New BBC drama about a corrupt detective trying to go straight

Bad cop, good cop? If you like Line Of Duty, you’ll love new BBC drama Better, about a corrupt detective trying to go straight

  • New BBC police drama Better follows Detective Inspector Lou Stack 
  • READ MORE: Happy Valley’s James Norton admits he has empathy for ‘incredibly damaged’ Tommy Lee Royce while 1 in 5 fans confess they ‘pity’ the villain 

Corrupt coppers tend to get their comeuppance in TV dramas, not least on Line Of Duty, where a steady stream of them have come to a violently sticky end. They’ve also hit the headlines in real life recently, with the new Met Police commissioner Sir Mark Rowley making it his priority to root out the bad apples in the force. 

So Detective Inspector Lou Slack is a breath of fresh air in BBC1’s fast-paced and timely new five-part drama Better – a bent copper who embarks on the bumpy path to redemption. 

To the public and her colleagues on the mean streets of Leeds, Lou (Leila Farzad) is a brilliant policewoman who’s risen effortlessly through the ranks over the past 20 years. But there’s a dark side to her life, reveals Leila, best known to viewers as Suzie Pickles’s manager Naomi in Billie Piper’s I Hate Suzie. 

‘Lou is in the pay of drugs baron Col McHugh,’ she explains. ‘He feeds her information which boosts her career, and she makes sure his criminal activities go unhindered. 

New police drama Better follows Detective Inspector Lou Stack (Leila Farzad) who is a bent copper embarking on the bumpy path to redemption

‘She has normalised her behaviour, she thinks it’s for the greater good. It’s certainly improved the lives of her and her family, who were living in impoverished circumstances when she struck up a relationship with McHugh years ago after her husband’s business ran into trouble.’ 

It’s when her teenage son Owen is struck down with meningitis, and there’s a very real possibility he might die, that Lou starts to re-assess her life. ‘He’s terribly ill in hospital, and she has a moment in the prayer room there when she believes her son’s illness is her punishment for being corrupt. 

‘She says to herself then that she’s prepared to do anything to save him. When Owen starts to recover, it convinces her that she needs to start pulling away from McHugh.’ 

But can she escape the clutches of such a powerful influence, or is it a case of once a bent copper always a bent copper… and what will McHugh do to thwart her plans? 

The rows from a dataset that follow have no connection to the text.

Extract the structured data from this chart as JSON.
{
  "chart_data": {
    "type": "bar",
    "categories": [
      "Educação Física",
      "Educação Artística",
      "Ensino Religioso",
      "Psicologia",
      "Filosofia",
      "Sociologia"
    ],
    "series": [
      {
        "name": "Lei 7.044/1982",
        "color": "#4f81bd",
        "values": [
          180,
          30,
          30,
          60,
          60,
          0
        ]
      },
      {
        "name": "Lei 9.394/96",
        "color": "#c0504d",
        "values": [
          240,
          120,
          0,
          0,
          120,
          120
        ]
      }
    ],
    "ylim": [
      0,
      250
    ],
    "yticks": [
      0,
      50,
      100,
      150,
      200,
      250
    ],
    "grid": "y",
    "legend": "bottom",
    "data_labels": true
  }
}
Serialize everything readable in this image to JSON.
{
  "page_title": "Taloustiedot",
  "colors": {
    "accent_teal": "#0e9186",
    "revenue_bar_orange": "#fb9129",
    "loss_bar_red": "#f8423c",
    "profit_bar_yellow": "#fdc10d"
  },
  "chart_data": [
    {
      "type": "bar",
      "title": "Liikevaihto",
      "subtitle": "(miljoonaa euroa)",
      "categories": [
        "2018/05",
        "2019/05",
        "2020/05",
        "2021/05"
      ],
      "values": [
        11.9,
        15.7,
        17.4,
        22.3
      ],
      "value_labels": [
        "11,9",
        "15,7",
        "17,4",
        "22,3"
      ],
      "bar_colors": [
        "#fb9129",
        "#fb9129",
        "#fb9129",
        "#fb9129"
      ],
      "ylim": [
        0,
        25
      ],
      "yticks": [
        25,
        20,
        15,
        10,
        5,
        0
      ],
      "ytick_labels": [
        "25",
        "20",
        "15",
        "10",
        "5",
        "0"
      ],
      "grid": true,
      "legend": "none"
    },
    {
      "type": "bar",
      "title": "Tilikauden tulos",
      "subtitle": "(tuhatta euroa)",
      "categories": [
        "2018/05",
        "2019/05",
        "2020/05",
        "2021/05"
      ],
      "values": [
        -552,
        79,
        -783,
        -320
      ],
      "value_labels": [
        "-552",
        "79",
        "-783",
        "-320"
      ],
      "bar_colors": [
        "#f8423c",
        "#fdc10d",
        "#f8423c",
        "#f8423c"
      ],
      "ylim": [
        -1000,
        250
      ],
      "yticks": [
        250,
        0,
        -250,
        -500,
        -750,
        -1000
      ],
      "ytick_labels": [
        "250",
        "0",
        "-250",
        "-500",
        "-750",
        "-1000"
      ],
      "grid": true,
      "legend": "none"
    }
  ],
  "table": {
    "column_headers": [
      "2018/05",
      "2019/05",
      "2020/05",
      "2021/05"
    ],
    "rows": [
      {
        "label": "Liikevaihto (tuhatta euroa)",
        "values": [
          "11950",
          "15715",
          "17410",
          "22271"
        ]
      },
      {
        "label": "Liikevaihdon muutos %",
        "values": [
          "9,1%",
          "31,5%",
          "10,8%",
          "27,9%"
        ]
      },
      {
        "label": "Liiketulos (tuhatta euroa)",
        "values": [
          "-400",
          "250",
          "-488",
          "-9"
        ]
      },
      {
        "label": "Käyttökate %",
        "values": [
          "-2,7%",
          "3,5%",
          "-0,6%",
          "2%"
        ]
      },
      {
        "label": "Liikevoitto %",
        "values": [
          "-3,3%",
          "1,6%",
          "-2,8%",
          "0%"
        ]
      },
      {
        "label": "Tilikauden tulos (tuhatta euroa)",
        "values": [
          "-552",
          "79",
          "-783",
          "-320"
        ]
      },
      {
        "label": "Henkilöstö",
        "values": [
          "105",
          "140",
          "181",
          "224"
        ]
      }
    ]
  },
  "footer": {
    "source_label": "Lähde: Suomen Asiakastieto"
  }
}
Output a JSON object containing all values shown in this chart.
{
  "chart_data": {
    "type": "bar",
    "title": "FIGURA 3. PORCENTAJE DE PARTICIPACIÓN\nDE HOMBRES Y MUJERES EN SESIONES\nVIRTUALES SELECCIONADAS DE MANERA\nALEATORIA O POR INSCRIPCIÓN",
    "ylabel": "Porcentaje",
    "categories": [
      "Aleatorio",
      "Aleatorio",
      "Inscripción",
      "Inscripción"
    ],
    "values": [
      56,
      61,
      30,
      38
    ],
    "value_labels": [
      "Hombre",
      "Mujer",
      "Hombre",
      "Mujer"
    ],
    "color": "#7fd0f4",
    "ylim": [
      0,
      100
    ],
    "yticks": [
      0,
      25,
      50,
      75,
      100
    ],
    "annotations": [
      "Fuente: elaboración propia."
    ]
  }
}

He’s played by Broadchurch star Andrew Buchan, who’s focused on playing real-life people more recently. He portrayed Andrew Parker Bowles in The Crown and then Matt Hancock in Sky’s Covid drama This England. 

And in a strange kind of way, he says, he’s bringing another real-life character to the screen in Better. 

‘I was in a pub with a friend not long before the audition,’ he recalls. ‘This guy came in, smartly dressed, very smiley and confident, oozing charm and power, and he sat at the same table as us. 

Leila Farzad as Lou and Andrew Buchan as Col. The show is the brainchild of Jonathan Brackley and Sam Vincent, who wrote episodes of Spooks and the hit Channel 4 series Humans about rebellious robots

‘I thought, “He’s obviously someone.” Then another guy joined the table and we all ended up having drinks. 

‘When the first man left, the second one said, “You do realise who that was? He’s the head of such-and-such crime family.” 

‘So when I met the director of Better at the audition I said I didn’t think I could play Col as a hard-edged thug, but I could play the man I met in the pub – charming but clearly ruthless!’ 

The show is the brainchild of Jonathan Brackley and Sam Vincent, who wrote episodes of Spooks and the hit Channel 4 series Humans about rebellious robots. To research their subject, they had discreet meetings with former police officers who’d witnessed corrupt behaviour within the force. 

‘They provided us with anecdotes about what they’d seen, which was extremely useful background for us, although nothing they told us matched what Lou Slack does,’ says Sam. ‘Her conduct is specific to our drama.’ 

Leila hopes viewers will have some level of sympathy for Lou, but admits she’s flawed. So flawed in fact that Leila’s research focused on iconic policewomen with traits that make them far from perfect. 

‘Helen Mirren as Jane Tennison in Prime Suspect was one – a great detective but a terrible alcoholic,’ she says. 

‘Catherine Cawood in Happy Valley is another. A brilliant cop, yet she allows too much of her personal agenda into her work.’ 

But she insists Lou is very much her own woman, rather than a pale imitation of female policewomen who have gone before her. ‘Whether she can extricate herself from the situation she finds herself in, though, only time will tell.’